A senior member of the Revolutionary Armed Forces of Colombia (FARC), handed a seat in Colombia’s Congress as part of a peace deal, threatened to kill President Iván Duque in a video surfacing Monday.
“Jesús Santrich,” whose real name is Seuxis Pausias Hernández, abandoned his congressional seat in 2019 and took up arms against the government of Colombia alongside several other senior FARC officials who would have otherwise benefited from the peace deal. FARC, a U.S.-designated terrorist organization heavily involved in narcotics trafficking, is believed to be responsible for over a quarter of a million known deaths in over half a century of failed attempts to overthrow the Colombian government.
Santrich’s whereabouts remain unknown, though Colombian intelligence officials believe him to be hiding in Venezuela, a longtime FARC ally. The video in which he threatens Duque, a conservative who ran against the peace deal legacy of predecessor Juan Manuel Santos, was published on Monday by Colombian news outlet NTN24.
“Memento mori,” Santrich said in the video, a Latin phrase meaning “remember that you will die.” “Every fat pig gets his December.”
In Hispanic culture, a full roast pig is a traditional Christmas Eve dinner.
Santrich urges communists and other leftist supporters “keep struggling for true peace with social justice” and, elsewhere in the video, complains that Twitter had censored the terrorist group’s Twitter account, blaming the “censorship” on Duque personally.
NTN24 dated the video to have been filmed nine days before it was published, or on February 13.
Duque responded to the video by vowing to continue to fight Marxist terrorism.
“I am not afraid of threats from delinquents,” Duque said in a statement. “We will keep fighting them ceaselessly in defense of the Colombian people.”
Santrich was one of the top leaders tasked with negotiating a peace deal with the Santos government, which came to fruition in 2016. The deal, initially signed in Cuba, was constitutionally required to be passed via popular referendum. The Colombian people voted against it, rejecting the reintroduction of the FARC into society with minimal penal consequences for members. In response, Santos implemented the deal through Congress despite the unconstitutional nature of the move. The deal won Santos the Nobel Peace Prize.
The peace agreement, brokered with the help of the communist government of Cuba, granted senior members of the terrorist organization uncontested seats in both chambers of the Colombian Congress. It also created a legal process that invited FARC terrorists to surrender their weapons and be reintegrated into civilian society; the FARC has kidnapped thousands of children in its over 50 years of existence and forced them to become soldiers. Those children, if guilty only of a poorly defined category of “political” crime, could potentially achieve reintegration into society without having to go to prison.

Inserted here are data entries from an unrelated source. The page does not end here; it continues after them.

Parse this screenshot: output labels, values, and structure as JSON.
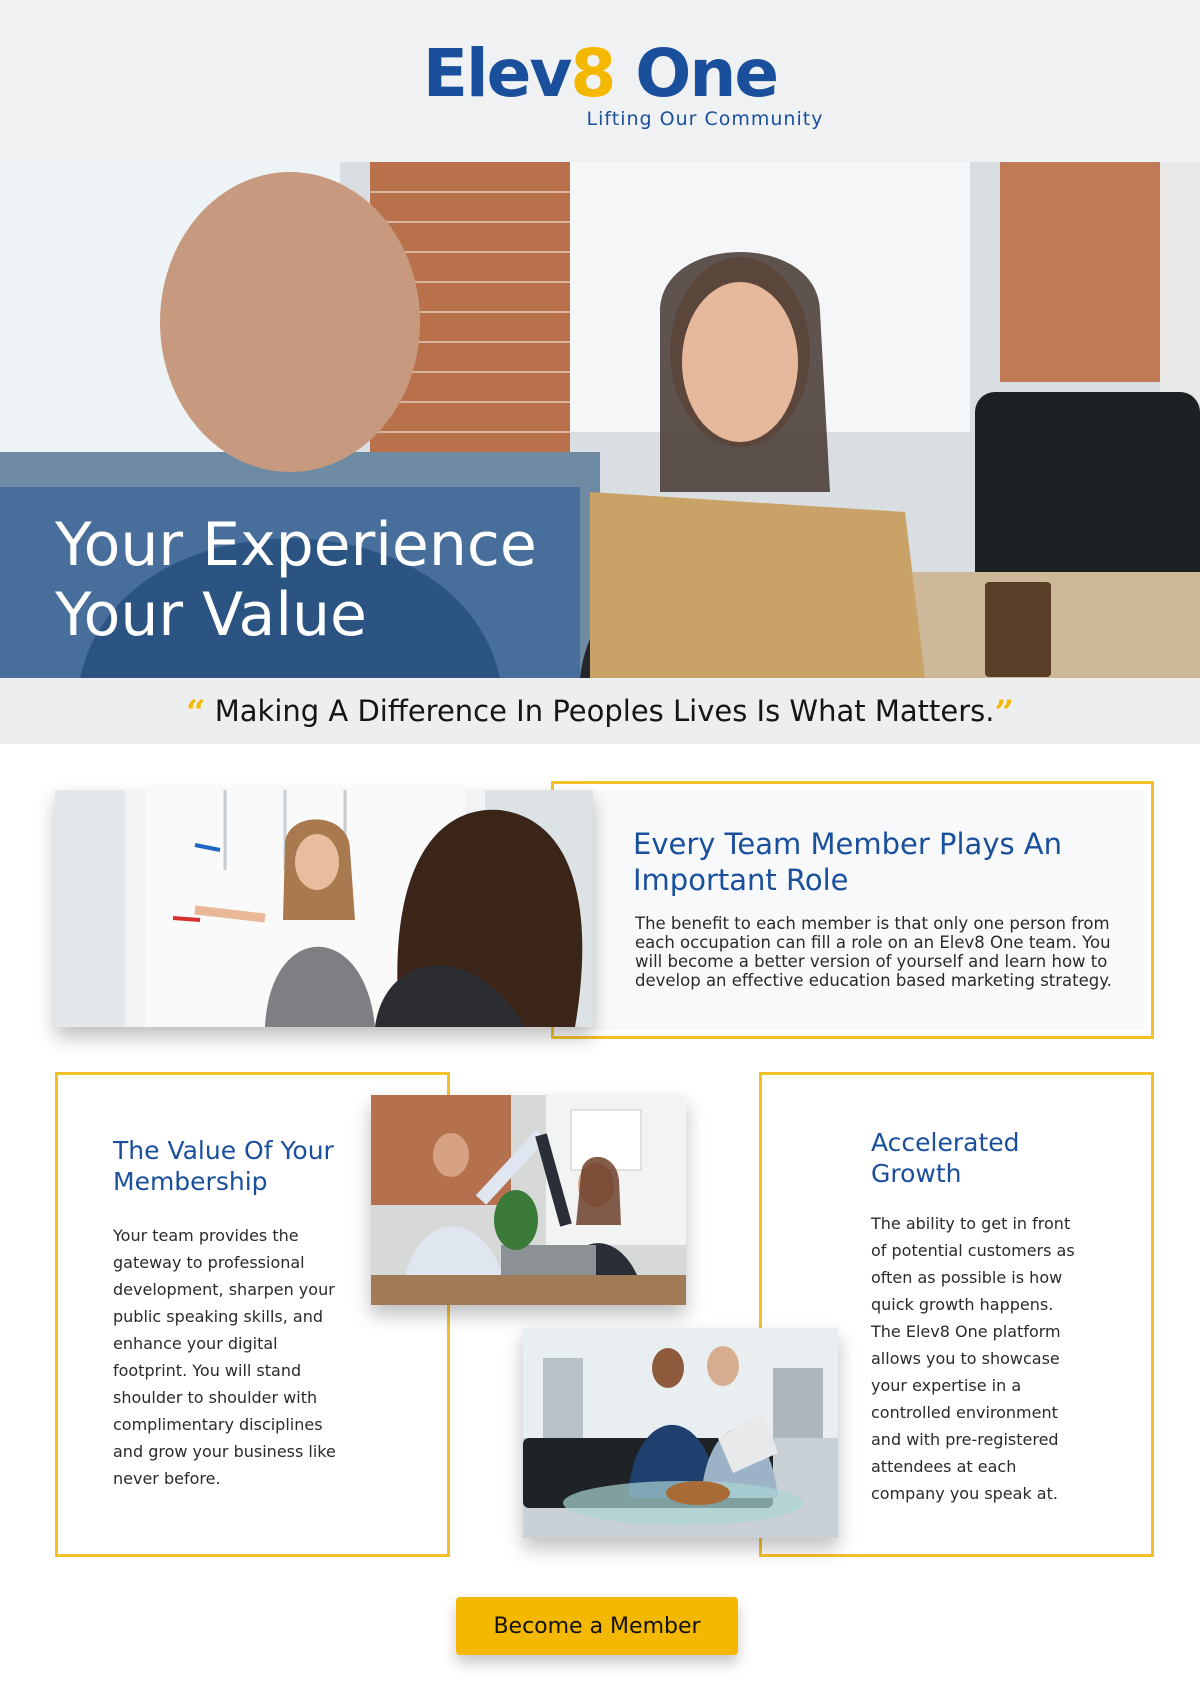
{
  "brand": {
    "name_part1": "Elev",
    "name_eight": "8",
    "name_part2": " One",
    "tagline": "Lifting Our Community",
    "primary_color": "#1a4f9c",
    "accent_color": "#f5b800"
  },
  "hero": {
    "title_line1": "Your Experience",
    "title_line2": "Your Value"
  },
  "quote": {
    "open_mark": "“",
    "text": "Making A Difference In Peoples Lives Is What Matters.",
    "close_mark": "”"
  },
  "team_role": {
    "title": "Every Team Member Plays An Important Role",
    "body": "The benefit to each member is that only one person from each occupation can fill a role on an Elev8 One team. You will become a better version of yourself and learn how to develop an effective education based marketing strategy."
  },
  "membership": {
    "title": "The Value Of Your Membership",
    "body": "Your team provides the gateway to professional development, sharpen your public speaking skills, and enhance your digital footprint. You will stand shoulder to shoulder with complimentary disciplines and grow your business like never before."
  },
  "growth": {
    "title": "Accelerated Growth",
    "body": "The ability to get in front of potential customers as often as possible is how quick growth happens. The Elev8 One platform allows you to showcase your expertise in a controlled environment and with pre-registered attendees at each company you speak at."
  },
  "cta": {
    "label": "Become a Member"
  }
}
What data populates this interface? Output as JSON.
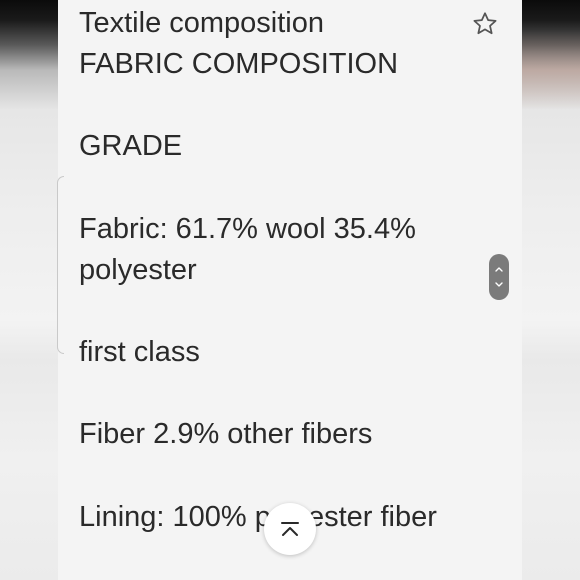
{
  "text_lines": [
    "Textile composition",
    "FABRIC COMPOSITION",
    "GRADE",
    "Fabric: 61.7% wool 35.4%",
    "polyester",
    "first class",
    "Fiber 2.9% other fibers",
    "Lining: 100% polyester fiber"
  ],
  "icons": {
    "favorite": "star-outline-icon",
    "scroll_up": "chevron-up-icon",
    "scroll_down": "chevron-down-icon",
    "back_to_top": "caret-up-icon"
  },
  "colors": {
    "text": "#2a2a2a",
    "page_background": "#f4f4f4",
    "scroll_handle": "#7b7b7b",
    "icon": "#555555"
  }
}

The peace deal did not require the FARC to specify its finances or prove that it had abandoned drug trafficking. Cocaine growing and trafficking was for decades one of the FARC’s major sources of revenue; the terrorists forced farmers in remote areas to work for them or face death. Among the FARC’s other crimes include child abduction, use of child soldiers, sexual crimes against children, forced abortions on children FARC terrorists had raped, the use of land mines, kidnappings for ransom, and other acts of violence.
Under its leader, “Timochenko,” the FARC rebranded in 2017 as a political party and ran candidates nationwide, most of whom lost. Senior FARC leaders like Santrich received congressional seats without having to campaign for them.
Shortly before taking his seat in Congress, Santrich was arrested at the behest of the United States on charges of smuggling ten tons of cocaine into the United States in 2017, the year after the peace deal went into effect. Due to his status as a lawmaker-to-be, Colombia’s Supreme Court ruled that he enjoyed special immunity from prosecution and freed him in May 2019, without ruling on the legitimacy of the charges. Santrich was sworn into the Colombian Congress in June 2019.
A month later, Santrich disappeared, along with Márquez, and Interpol issued an alert for his arrest. The Supreme Court, which had ruled itself the only court with jurisdiction to imprison Santrich, issued an arrest warrant. In September, Santrich appeared alongside Márquez in a video announcing that the FARC had returned to terrorism. While Santrich and Márquez are senior leaders of the group and narco-terrorism is the group’s core activity, mainstream publications refer to them as FARC “dissidents.”
In the video, the group reads a statement demanding Duque’s immediate resignation and accused him of violating the provisions of the Santos peace deal.
“Duque must leave the presidency of the republic early because he is an illegitimate president because the highest office in the nation was too large for him,” the statement read in part. “He wants to generalize chaos by destroying the balance of powers by incurring public contempt and questioning decisions of the Supreme Court of Justice, because it wants to wipe out the social mobilizations that are shaking the country today, and because Colombia does not want the dictatorship.”
Duque had won a presidential election decisively against socialist candidate Gustavo Petro shortly before the statement was broadcast.